Lyubushkin’s first stint with the Leafs lasted 31 games and one playoff round after former GM Kyle Dubas acquired the Russian from Arizona in February 2022.

The dependable 29-year-old, who could play today when the New York Rangers visit Toronto, provides almost nothing in attack, but developed good chemistry with Morgan Rielly last time around.

“Extremely competitiv­e,” said the Leafs No. 1 defenceman of his new/old partner. “Lots of guys in here that were excited to hear the news.”

Treliving, who took over last spring, said he leaned on head coach Sheldon Keefe and a couple of locker-room voices to gauge Lyubushkin’s fit.

Toronto goaltender Ilya Samsonov trains with his countryman in the off-season, but won’t be at the airport to greet him late Friday.

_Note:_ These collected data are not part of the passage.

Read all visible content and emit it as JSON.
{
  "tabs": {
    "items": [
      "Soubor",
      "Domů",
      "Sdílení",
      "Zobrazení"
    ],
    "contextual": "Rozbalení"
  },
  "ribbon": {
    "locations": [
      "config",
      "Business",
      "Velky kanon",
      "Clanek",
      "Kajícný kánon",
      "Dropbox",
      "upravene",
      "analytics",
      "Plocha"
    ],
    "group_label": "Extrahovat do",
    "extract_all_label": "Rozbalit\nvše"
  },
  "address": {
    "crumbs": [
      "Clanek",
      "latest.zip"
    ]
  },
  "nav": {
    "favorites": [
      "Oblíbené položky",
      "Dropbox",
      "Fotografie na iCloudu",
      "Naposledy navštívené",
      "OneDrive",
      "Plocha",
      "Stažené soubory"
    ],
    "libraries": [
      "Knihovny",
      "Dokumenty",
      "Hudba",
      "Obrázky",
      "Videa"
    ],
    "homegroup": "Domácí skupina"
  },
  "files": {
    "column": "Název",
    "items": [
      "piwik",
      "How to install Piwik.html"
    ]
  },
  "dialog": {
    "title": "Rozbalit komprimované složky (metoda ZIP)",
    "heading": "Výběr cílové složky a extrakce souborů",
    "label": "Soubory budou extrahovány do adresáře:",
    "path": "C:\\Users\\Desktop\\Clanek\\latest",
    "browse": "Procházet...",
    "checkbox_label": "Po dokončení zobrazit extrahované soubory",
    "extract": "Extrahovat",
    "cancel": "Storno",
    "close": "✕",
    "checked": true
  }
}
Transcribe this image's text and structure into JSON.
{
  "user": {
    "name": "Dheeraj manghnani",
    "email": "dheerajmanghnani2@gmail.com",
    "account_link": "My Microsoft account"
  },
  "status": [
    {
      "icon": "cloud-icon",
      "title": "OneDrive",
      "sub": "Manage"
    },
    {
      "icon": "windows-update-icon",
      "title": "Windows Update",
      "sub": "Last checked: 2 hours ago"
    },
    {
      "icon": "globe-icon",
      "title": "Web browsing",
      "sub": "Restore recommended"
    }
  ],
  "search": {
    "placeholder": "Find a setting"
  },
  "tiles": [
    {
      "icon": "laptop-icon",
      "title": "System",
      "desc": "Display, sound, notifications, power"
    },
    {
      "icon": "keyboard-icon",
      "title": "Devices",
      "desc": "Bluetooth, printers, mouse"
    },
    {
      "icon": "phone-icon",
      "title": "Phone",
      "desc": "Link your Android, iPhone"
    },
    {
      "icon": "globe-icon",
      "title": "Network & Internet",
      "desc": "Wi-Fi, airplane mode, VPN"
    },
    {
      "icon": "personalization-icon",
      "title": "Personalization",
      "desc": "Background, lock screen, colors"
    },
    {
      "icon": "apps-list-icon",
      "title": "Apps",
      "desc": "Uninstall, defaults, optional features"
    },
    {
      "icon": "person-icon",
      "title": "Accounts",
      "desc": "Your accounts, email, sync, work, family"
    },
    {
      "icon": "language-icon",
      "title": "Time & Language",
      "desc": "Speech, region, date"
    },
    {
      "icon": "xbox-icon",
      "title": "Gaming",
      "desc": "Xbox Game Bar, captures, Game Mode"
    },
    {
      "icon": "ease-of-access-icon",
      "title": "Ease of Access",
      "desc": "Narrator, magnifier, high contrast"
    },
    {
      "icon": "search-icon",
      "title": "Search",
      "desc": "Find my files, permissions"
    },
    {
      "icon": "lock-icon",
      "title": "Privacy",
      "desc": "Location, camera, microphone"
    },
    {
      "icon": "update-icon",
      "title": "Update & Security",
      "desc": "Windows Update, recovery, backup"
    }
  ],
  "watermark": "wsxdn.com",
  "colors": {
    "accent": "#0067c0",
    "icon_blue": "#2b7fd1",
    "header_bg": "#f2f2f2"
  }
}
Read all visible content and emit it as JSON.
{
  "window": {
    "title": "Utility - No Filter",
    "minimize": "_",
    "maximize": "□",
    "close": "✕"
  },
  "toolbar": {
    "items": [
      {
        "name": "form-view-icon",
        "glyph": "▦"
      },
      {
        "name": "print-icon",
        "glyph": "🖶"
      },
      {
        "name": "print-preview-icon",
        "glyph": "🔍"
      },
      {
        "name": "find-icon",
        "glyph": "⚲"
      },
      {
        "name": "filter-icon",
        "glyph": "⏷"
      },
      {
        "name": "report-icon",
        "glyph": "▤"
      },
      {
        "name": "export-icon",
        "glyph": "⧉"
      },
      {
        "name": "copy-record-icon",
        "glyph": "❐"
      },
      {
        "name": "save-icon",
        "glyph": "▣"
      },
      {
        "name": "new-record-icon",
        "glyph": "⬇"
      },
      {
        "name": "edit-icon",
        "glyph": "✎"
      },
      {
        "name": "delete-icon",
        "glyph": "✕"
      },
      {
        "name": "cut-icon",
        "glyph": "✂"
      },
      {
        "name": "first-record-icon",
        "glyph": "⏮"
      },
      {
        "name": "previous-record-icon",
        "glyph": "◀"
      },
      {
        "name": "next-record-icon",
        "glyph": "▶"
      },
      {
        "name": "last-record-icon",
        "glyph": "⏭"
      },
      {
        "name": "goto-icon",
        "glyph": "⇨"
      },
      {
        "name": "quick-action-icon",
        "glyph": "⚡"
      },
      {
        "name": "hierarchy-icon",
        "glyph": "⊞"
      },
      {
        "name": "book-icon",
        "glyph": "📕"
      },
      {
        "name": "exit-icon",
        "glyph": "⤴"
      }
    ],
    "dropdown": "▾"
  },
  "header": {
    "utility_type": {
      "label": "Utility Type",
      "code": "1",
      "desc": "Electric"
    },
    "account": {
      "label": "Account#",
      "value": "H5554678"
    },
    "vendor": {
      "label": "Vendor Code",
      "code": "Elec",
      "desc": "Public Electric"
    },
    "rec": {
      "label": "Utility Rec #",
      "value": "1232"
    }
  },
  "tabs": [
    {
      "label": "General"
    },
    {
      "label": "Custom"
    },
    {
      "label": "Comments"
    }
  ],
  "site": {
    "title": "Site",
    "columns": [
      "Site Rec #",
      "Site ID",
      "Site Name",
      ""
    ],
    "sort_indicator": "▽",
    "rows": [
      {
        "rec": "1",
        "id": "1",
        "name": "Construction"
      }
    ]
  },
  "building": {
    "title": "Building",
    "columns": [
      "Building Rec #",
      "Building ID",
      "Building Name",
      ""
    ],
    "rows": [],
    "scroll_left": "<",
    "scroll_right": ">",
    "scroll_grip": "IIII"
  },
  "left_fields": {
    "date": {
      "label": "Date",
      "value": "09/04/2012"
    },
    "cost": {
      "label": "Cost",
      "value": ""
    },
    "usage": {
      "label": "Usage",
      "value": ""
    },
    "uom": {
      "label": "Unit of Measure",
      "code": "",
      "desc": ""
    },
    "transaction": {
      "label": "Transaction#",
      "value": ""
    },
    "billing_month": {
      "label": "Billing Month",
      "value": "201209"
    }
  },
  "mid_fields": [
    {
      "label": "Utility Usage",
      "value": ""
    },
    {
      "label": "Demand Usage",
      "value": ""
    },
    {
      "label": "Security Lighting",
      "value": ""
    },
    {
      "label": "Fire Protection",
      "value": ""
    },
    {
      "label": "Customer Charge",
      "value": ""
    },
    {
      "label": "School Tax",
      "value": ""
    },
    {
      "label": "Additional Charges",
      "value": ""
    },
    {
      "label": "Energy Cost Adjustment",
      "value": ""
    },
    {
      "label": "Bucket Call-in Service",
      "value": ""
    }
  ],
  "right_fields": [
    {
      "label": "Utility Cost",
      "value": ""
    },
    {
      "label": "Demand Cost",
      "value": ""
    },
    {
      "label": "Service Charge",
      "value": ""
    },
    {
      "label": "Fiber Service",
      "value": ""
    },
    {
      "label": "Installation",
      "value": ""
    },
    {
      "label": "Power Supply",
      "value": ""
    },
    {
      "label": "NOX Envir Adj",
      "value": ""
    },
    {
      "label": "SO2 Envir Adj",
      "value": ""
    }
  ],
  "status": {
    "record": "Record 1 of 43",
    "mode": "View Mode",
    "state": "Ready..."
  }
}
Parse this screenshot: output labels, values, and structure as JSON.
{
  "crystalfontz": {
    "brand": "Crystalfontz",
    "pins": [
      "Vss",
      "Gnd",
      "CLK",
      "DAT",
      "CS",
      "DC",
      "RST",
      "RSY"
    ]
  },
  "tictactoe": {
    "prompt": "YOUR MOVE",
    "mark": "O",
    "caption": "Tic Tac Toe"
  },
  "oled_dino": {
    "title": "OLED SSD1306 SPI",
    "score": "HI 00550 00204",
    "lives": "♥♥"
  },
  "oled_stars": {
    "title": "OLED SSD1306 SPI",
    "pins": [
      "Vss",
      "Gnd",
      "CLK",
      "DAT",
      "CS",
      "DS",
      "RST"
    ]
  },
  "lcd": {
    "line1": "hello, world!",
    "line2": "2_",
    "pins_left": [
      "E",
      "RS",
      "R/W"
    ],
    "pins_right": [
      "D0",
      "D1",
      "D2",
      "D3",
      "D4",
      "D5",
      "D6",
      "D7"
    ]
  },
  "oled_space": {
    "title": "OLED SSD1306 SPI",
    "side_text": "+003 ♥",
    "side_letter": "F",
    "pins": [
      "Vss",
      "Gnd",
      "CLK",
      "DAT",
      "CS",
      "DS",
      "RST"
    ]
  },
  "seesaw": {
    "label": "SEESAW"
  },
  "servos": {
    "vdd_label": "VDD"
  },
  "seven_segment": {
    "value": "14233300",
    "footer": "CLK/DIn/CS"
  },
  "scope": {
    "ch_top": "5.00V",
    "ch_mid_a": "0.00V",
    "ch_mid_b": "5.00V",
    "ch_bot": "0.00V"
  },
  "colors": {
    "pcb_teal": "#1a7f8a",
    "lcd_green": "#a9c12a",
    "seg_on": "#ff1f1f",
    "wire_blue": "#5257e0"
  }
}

“He’s coming at 10:30,” Samsonov said with a smile. “I will be asleep.”

Asked of the areas the organizati­on would like to further address before next Friday’s trade cutoff, Treliving mentioned depth up front, more blue-line help, and the awkward, three-headed crease monster of Samsonov, Joseph Woll and Martin Jones.

“You need a dance partner that likes what you have and vice versa,” he said. “We’re going to try to be creative and see where we can help ourselves.”